Initiative Stresses Sleep’s Role in Student Success
Dec. 17, 2012
Cal State Fullerton health educator Nari Darst knows college students often are sleep-deprived, especially during stressful final examinations.
Darst is promoting the benefits to students of getting enough sleep, relaxation techniques and stress-relieving breaks to laugh and play with therapy dogs through “There's a Nap for That,” a Student Health and Counseling Center initiative.
Last week, the initiative brought trained therapy dogs to campus for “Calm Before the Storm,” a peer-led event sponsored by the campus Active Minds Chapter, a student organization that promotes mental health. During the Dec. 13 event, volunteers from three local nonprofit organizations brought therapy dogs to visit with students experiencing pre-finals stress.
Lack of Sleep Hurts Academics
According to the 2012 National College Health Assessment, one in five Titans reports that sleep problems hurt academic performance. Many blamed stress for lower grades or significant research disruptions in the last 12 months.

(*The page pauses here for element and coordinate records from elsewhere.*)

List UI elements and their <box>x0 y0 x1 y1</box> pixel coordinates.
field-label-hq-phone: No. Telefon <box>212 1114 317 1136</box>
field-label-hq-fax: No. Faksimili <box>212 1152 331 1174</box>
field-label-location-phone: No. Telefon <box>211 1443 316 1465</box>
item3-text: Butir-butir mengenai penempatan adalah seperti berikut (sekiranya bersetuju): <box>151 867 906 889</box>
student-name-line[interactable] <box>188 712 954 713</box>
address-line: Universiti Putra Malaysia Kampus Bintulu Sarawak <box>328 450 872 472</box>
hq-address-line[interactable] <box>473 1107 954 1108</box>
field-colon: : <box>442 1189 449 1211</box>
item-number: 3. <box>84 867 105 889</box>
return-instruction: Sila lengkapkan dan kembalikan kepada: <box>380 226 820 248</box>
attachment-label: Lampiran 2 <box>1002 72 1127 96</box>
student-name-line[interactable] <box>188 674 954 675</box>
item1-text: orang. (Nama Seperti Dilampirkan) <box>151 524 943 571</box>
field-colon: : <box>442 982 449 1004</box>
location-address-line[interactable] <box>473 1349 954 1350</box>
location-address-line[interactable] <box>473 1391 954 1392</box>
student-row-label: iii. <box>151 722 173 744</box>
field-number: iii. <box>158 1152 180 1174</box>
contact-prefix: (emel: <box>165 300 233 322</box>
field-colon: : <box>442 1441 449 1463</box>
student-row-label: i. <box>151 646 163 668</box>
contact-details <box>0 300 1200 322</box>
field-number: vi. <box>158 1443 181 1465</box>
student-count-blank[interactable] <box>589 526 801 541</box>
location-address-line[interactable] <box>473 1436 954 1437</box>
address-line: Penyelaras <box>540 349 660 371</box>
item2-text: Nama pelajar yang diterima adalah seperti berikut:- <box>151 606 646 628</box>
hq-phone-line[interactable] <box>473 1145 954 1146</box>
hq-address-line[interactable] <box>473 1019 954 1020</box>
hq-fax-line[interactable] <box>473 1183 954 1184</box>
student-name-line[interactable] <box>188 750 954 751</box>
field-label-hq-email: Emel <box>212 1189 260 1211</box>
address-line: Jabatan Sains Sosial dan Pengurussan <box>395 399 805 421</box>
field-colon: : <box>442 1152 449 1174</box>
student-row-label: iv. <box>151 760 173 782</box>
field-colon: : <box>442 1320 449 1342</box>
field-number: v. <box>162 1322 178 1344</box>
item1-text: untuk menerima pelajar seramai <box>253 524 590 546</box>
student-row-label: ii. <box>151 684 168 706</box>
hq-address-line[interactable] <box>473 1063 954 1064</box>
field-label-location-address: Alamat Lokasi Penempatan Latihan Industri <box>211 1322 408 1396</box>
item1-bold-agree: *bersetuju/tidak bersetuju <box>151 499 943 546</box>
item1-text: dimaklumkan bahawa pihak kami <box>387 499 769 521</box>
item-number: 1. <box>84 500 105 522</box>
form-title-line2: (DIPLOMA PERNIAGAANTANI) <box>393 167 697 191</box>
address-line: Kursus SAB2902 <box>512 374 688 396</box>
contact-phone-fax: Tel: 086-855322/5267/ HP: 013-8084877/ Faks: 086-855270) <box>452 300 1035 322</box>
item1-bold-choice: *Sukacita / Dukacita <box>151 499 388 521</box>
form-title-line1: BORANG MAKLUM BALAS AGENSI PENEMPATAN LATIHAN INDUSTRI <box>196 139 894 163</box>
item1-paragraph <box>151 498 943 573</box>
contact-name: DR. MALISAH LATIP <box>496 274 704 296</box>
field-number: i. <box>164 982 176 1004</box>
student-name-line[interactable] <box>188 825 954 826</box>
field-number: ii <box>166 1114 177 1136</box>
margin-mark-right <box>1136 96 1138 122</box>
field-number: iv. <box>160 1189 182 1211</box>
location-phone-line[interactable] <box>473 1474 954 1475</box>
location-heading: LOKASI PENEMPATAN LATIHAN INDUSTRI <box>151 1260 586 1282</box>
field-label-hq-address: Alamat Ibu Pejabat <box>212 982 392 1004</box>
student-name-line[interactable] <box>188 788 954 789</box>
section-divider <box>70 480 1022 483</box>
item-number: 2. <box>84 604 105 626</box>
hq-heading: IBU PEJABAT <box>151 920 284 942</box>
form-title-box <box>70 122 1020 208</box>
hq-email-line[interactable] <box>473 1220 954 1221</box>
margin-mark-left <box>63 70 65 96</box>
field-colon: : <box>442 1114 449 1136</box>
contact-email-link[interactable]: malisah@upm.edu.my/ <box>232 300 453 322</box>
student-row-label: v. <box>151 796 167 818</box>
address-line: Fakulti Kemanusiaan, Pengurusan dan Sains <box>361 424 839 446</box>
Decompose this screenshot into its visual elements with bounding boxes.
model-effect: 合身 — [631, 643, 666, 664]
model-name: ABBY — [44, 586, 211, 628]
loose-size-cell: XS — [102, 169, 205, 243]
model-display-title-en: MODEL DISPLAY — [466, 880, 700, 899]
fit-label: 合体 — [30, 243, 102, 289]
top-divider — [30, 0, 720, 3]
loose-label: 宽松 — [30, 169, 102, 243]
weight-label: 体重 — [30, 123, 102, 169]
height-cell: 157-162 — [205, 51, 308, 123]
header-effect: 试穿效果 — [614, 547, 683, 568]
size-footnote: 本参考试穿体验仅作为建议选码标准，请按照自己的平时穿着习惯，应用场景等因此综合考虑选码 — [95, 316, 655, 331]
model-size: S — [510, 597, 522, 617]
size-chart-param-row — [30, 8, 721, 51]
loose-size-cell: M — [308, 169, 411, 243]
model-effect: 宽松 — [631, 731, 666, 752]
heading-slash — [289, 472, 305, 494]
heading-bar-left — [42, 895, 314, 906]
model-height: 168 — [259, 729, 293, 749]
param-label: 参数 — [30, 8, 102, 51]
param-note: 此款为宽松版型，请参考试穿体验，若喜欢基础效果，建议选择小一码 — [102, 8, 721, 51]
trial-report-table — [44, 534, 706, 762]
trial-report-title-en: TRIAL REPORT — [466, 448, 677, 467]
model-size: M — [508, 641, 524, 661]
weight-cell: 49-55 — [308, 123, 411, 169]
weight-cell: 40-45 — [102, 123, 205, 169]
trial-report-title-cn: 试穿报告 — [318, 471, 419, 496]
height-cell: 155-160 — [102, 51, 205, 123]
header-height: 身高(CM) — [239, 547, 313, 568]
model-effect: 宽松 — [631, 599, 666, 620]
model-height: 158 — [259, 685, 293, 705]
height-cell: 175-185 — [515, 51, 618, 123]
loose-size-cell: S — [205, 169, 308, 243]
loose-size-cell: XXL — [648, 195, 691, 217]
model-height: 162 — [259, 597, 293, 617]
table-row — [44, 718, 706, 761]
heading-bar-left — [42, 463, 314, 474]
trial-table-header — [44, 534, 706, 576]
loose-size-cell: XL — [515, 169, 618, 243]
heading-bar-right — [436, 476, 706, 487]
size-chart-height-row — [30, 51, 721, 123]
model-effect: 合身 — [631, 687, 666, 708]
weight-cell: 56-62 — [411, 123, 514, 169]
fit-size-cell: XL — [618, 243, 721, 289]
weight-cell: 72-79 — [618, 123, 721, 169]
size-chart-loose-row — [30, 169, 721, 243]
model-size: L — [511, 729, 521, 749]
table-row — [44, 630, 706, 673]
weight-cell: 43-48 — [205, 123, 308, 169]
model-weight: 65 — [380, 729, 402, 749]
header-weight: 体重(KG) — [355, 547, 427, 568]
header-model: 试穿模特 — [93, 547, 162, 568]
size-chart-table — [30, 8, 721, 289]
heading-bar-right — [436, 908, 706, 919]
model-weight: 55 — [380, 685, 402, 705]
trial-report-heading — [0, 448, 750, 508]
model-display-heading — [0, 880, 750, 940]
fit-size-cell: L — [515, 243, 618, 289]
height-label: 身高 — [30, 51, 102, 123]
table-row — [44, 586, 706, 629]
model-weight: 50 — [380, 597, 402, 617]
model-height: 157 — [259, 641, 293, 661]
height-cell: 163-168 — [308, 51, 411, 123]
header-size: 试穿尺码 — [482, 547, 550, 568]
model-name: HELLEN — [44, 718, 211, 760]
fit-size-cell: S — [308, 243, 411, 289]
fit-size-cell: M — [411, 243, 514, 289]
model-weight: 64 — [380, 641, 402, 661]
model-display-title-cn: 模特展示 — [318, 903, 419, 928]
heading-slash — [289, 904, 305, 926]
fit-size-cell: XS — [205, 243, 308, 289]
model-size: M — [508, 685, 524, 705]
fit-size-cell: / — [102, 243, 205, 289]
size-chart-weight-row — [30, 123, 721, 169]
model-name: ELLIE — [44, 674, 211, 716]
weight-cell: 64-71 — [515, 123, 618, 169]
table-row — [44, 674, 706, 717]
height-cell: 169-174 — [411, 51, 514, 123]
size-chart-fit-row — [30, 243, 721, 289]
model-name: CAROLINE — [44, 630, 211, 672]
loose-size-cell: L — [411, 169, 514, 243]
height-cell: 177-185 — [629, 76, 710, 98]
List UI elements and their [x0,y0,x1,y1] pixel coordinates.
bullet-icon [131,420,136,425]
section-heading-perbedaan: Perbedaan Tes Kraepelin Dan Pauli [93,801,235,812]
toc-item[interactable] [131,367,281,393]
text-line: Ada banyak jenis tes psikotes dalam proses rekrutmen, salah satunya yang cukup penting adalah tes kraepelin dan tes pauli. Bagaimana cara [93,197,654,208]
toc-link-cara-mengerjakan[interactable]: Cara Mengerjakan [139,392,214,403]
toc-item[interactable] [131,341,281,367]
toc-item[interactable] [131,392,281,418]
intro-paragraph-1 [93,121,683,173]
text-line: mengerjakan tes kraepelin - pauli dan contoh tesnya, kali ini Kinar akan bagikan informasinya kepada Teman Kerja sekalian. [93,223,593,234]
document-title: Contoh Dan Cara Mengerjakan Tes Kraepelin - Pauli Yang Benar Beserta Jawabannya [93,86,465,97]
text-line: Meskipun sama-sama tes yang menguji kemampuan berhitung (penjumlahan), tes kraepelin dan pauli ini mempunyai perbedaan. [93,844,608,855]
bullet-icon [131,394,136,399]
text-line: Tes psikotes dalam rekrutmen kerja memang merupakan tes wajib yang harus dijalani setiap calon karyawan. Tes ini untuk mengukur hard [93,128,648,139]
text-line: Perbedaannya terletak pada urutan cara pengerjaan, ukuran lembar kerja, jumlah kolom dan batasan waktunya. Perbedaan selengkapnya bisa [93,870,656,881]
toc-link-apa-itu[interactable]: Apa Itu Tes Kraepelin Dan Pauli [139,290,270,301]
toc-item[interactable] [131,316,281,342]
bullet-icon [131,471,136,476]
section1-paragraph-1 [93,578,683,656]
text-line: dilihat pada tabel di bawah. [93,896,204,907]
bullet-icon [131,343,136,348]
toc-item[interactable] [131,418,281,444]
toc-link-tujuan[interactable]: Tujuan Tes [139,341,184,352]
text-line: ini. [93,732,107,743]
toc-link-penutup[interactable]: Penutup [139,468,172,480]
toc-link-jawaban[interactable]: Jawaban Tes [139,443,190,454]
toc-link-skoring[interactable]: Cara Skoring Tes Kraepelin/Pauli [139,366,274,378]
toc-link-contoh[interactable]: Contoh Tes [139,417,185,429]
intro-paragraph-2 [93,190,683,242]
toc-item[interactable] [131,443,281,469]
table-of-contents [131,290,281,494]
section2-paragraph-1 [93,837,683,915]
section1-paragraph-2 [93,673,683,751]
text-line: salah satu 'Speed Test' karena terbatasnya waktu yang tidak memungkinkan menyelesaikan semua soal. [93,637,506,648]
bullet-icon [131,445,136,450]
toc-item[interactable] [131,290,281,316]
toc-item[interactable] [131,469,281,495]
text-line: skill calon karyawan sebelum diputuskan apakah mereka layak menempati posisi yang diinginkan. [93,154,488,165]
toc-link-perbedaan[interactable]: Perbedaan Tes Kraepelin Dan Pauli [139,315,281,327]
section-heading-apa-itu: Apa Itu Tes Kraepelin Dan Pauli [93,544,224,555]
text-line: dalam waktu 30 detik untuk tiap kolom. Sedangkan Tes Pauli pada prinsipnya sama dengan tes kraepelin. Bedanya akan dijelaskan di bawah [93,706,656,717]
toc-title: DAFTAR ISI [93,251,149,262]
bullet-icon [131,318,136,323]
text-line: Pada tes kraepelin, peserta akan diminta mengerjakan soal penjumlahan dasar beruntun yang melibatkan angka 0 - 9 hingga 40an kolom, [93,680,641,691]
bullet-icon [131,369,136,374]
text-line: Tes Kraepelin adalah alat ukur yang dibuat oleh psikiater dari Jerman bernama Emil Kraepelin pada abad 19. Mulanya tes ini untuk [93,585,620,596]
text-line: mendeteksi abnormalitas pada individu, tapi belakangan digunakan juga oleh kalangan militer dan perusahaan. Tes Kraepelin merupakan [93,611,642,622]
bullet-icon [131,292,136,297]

“This significant impact on academic performance led the Student Health and Counseling Center to develop an innovative new approach and allow students to take a nap on campus, in order to open a community dialogue about healthy sleep habits,” Darst said.
During the two-week period before this semester’s final exams, students were able to take a quick nap on campus in the Begovich Gallery in the Visual Arts Center, where they were given eye masks and earplugs, and introduced to other stress-reducing tools, Darst said.
The National Sleep Foundation recommends that naps last only 10-30 minutes, Darst noted. Longer naps can disrupt the length and quality of nighttime sleep and may cause “sleep inertia,” the grogginess felt after awakening from a deep sleep.
The best time to take a nap is between noon and 6 p.m. and the peak time is from 1 to 3 p.m., when many people experience an afternoon drop in energy, Darst said.
Although napping is not a substitute for getting a good night’s sleep, it can temporarily boost performance before an exam.
“Most importantly, when students get enough sleep — through naps and a regular sleep routine — they are healthier and more successful in school,” Darst said.